Now the whole tower seemed to lean slightly to one side, and all the cars but one were either missing or shattered. Still, I wasn't planning on riding to the top today, so it didn't seem important.

From the fence where I stood I couldn't see much more of the park, but since there was nothing else to do but wait for Chutsky, I let the nostalgia in. I wondered if there was still water in the artificial river that wound through the park. There had been a pirate ship ride on that river: Roger the Pirate's pride and joy, the wicked ship Vengeance. It had cannons that really fired sticking out of each side. And on one bank of the river, they had one of those rides where you sit inside a fake log and ride down a waterfall. Beyond it, on the far side of the park, there was the Steeplechase. Just like with the tower, the connection between a Steeplechase and pirates had always escaped me, but the ride had been Debs's favorite. I wondered if she was thinking about it.

I looked at my sister. She was pacing back and forth in front of the gate, glancing up the road and then into the park, then standing still and folding her arms, and then snapping back into a walk, back and forth again.

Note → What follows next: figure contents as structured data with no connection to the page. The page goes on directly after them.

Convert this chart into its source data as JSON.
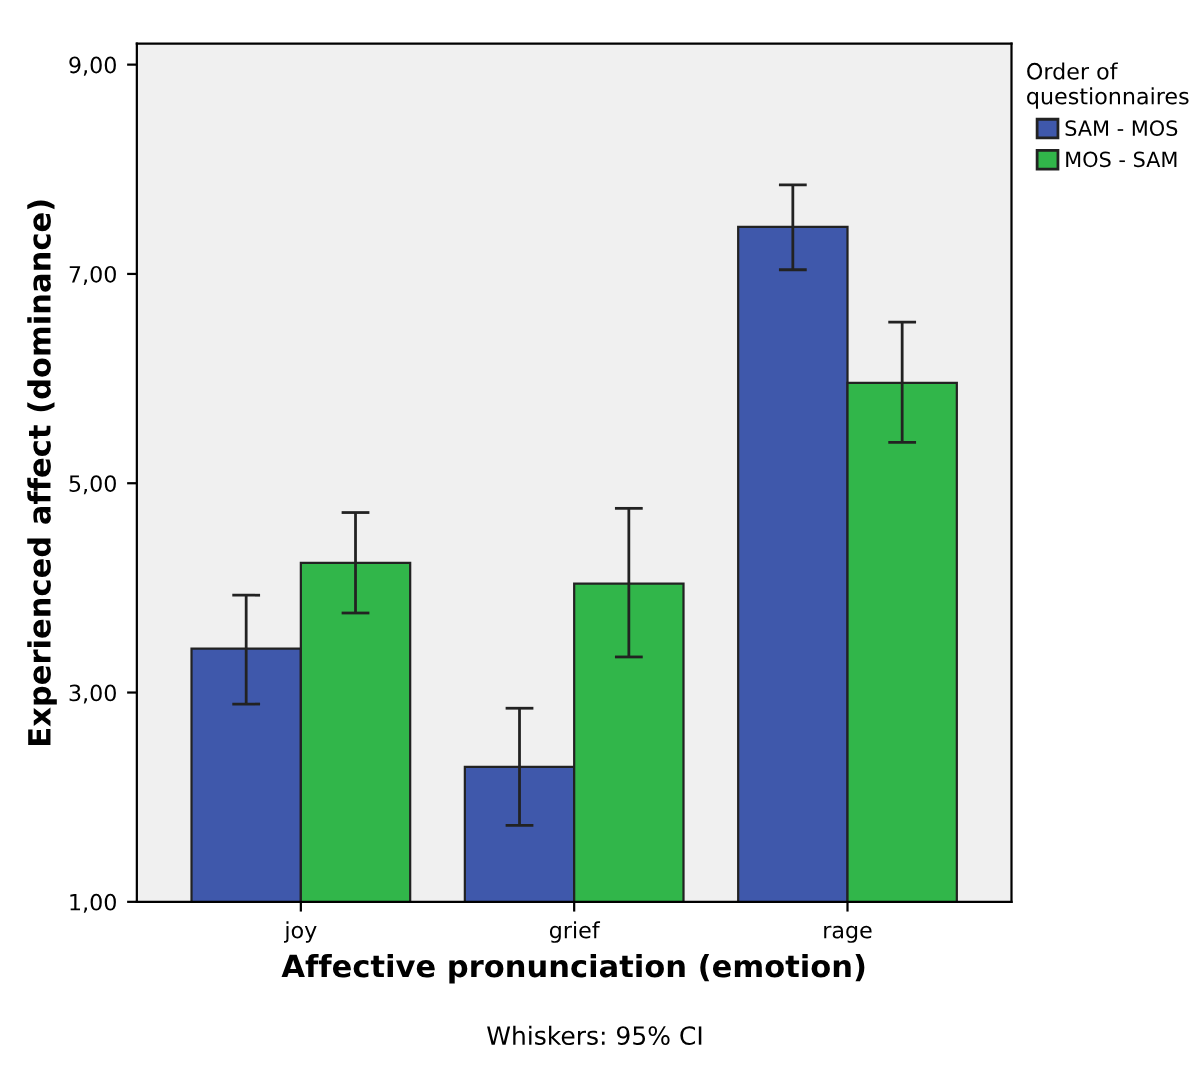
{
  "chart_data": {
    "type": "bar",
    "xlabel": "Affective pronunciation (emotion)",
    "ylabel": "Experienced affect (dominance)",
    "legend_title": "Order of\nquestionnaires",
    "categories": [
      "joy",
      "grief",
      "rage"
    ],
    "series": [
      {
        "name": "SAM - MOS",
        "color": "#3f58ab",
        "values": [
          3.42,
          2.29,
          7.45
        ],
        "errors": [
          [
            2.89,
            3.93
          ],
          [
            1.73,
            2.85
          ],
          [
            7.04,
            7.85
          ]
        ]
      },
      {
        "name": "MOS - SAM",
        "color": "#31b64a",
        "values": [
          4.24,
          4.04,
          5.96
        ],
        "errors": [
          [
            3.76,
            4.72
          ],
          [
            3.34,
            4.76
          ],
          [
            5.39,
            6.54
          ]
        ]
      }
    ],
    "ylim": [
      1,
      9.2
    ],
    "yticks": [
      {
        "value": 1,
        "label": "1,00"
      },
      {
        "value": 3,
        "label": "3,00"
      },
      {
        "value": 5,
        "label": "5,00"
      },
      {
        "value": 7,
        "label": "7,00"
      },
      {
        "value": 9,
        "label": "9,00"
      }
    ],
    "grid": false,
    "legend": "top right",
    "annotations": [
      "Whiskers: 95% CI"
    ]
  }
}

She was clearly about to pop from the nervous anticipation, and I thought this might be a good time to calm her down a little and share a family memory, so as she paced by me I spoke to her back.

"Deborah," I said, and she whipped around to look at me.

"What?" she said.

"Remember the Steeplechase?" I asked her. "You used to love that ride."

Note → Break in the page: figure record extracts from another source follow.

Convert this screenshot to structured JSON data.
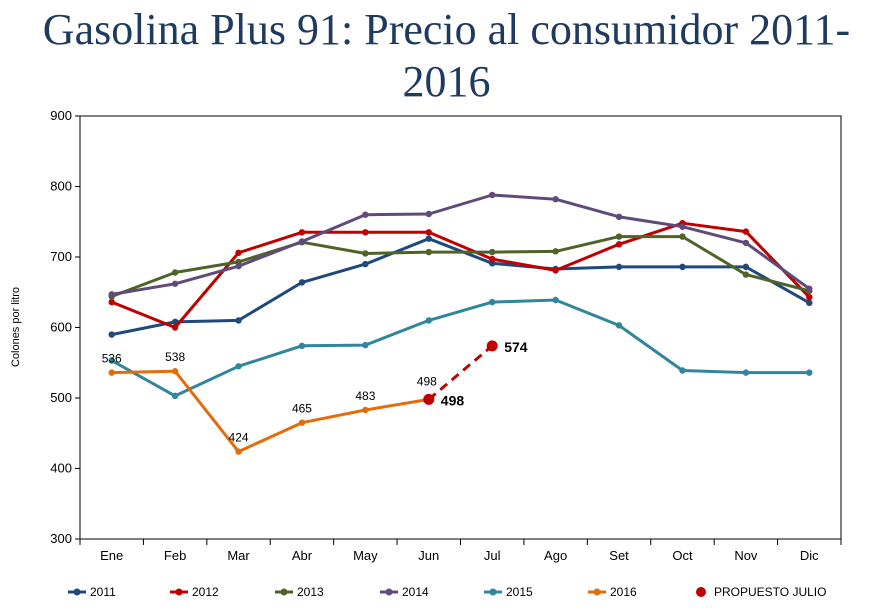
{
  "chart_data": {
    "type": "line",
    "title": "Gasolina Plus 91: Precio al consumidor 2011-2016",
    "title_lines": [
      "Gasolina Plus 91: Precio al consumidor 2011-",
      "2016"
    ],
    "xlabel": "",
    "ylabel": "Colones por litro",
    "categories": [
      "Ene",
      "Feb",
      "Mar",
      "Abr",
      "May",
      "Jun",
      "Jul",
      "Ago",
      "Set",
      "Oct",
      "Nov",
      "Dic"
    ],
    "ylim": [
      300,
      900
    ],
    "yticks": [
      300,
      400,
      500,
      600,
      700,
      800,
      900
    ],
    "grid": false,
    "legend_position": "bottom",
    "series": [
      {
        "name": "2011",
        "color": "#1f497d",
        "values": [
          590,
          608,
          610,
          664,
          690,
          726,
          691,
          683,
          686,
          686,
          686,
          635
        ]
      },
      {
        "name": "2012",
        "color": "#c00000",
        "values": [
          636,
          600,
          706,
          735,
          735,
          735,
          697,
          681,
          718,
          748,
          736,
          643
        ]
      },
      {
        "name": "2013",
        "color": "#4f6228",
        "values": [
          644,
          678,
          693,
          721,
          705,
          707,
          707,
          708,
          729,
          729,
          675,
          652
        ]
      },
      {
        "name": "2014",
        "color": "#604a7b",
        "values": [
          647,
          662,
          687,
          722,
          760,
          761,
          788,
          782,
          757,
          743,
          720,
          655
        ]
      },
      {
        "name": "2015",
        "color": "#31859c",
        "values": [
          553,
          503,
          545,
          574,
          575,
          610,
          636,
          639,
          603,
          539,
          536,
          536
        ]
      },
      {
        "name": "2016",
        "color": "#e46c0a",
        "values": [
          536,
          538,
          424,
          465,
          483,
          498,
          null,
          null,
          null,
          null,
          null,
          null
        ],
        "labels": [
          "536",
          "538",
          "424",
          "465",
          "483",
          "498",
          null,
          null,
          null,
          null,
          null,
          null
        ]
      },
      {
        "name": "PROPUESTO JULIO",
        "color": "#c00000",
        "dashed": true,
        "values": [
          null,
          null,
          null,
          null,
          null,
          498,
          574,
          null,
          null,
          null,
          null,
          null
        ],
        "labels": [
          null,
          null,
          null,
          null,
          null,
          "498",
          "574",
          null,
          null,
          null,
          null,
          null
        ]
      }
    ]
  }
}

She stared at me as if I had asked her to jump off the tower. "Jesus Christ," she said. "We're not here to walk down memory fucking lane." And she spun back around and stalked away to the far side of the gate.

Obviously, my sister was not quite as overwhelmed by fond recollection as I was. I wondered if she was becoming less human while I became more so. But of course, there was the strange and very human moodiness that had been afflicting her lately, so it didn't seem likely.

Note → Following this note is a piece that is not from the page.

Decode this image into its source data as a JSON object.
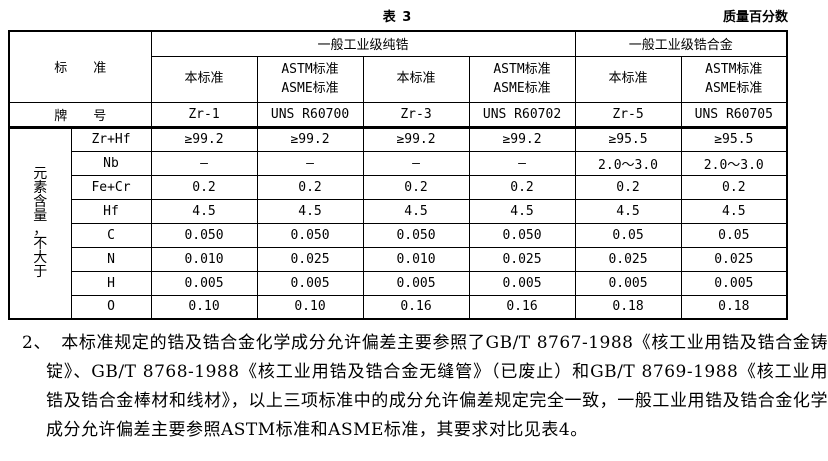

In any case, Debs clearly thought that pacing and grinding her teeth was more fun than sharing happy memories of our youthful frolics in Buccaneer Land. So I let her stomp around while I looked through the fence for five more long minutes until Chutsky arrived.

And he finally did arrive, steering his car up behind Deborah's and climbing out holding a metallic briefcase, which he put down on the hood of his car. Deborah stormed over and gave him a typically warm and loving greeting.

"Where the fuck have you been?" she said.

"Hey," Chutsky said. He reached to give her a kiss, but she pushed past him and grabbed for the briefcase. He shrugged and nodded at me. "Hey, buddy," he said.

"What have you got?" she said, and he took the case from her and popped it open.

"You said hardware," he said. "I didn't know what you were expecting, so I brought a selection." He lifted out a small assault rifle with a folding stock. "Heckler and Koch's finest," he said, holding it up, then laid it on the hood and reached back into the case and came out with a pair of much smaller weapons. "Nice little Uzi here," he said. He patted one affectionately with the steel hook he had nowadays instead of a left hand, and then put it down and took out two automatic pistols. "Couple of standard service models, nine-millimeter, nineteen shots in the mag." He looked at Deborah fondly. "Any one of 'em a whole lot better than that piece of shit you carry around," he said.

"It was Daddy's," Deborah said, lifting up one of the pistols.

Chutsky shrugged. "It's a forty-year-old wheel gun," he said. "Almost as old as me, and that ain't good."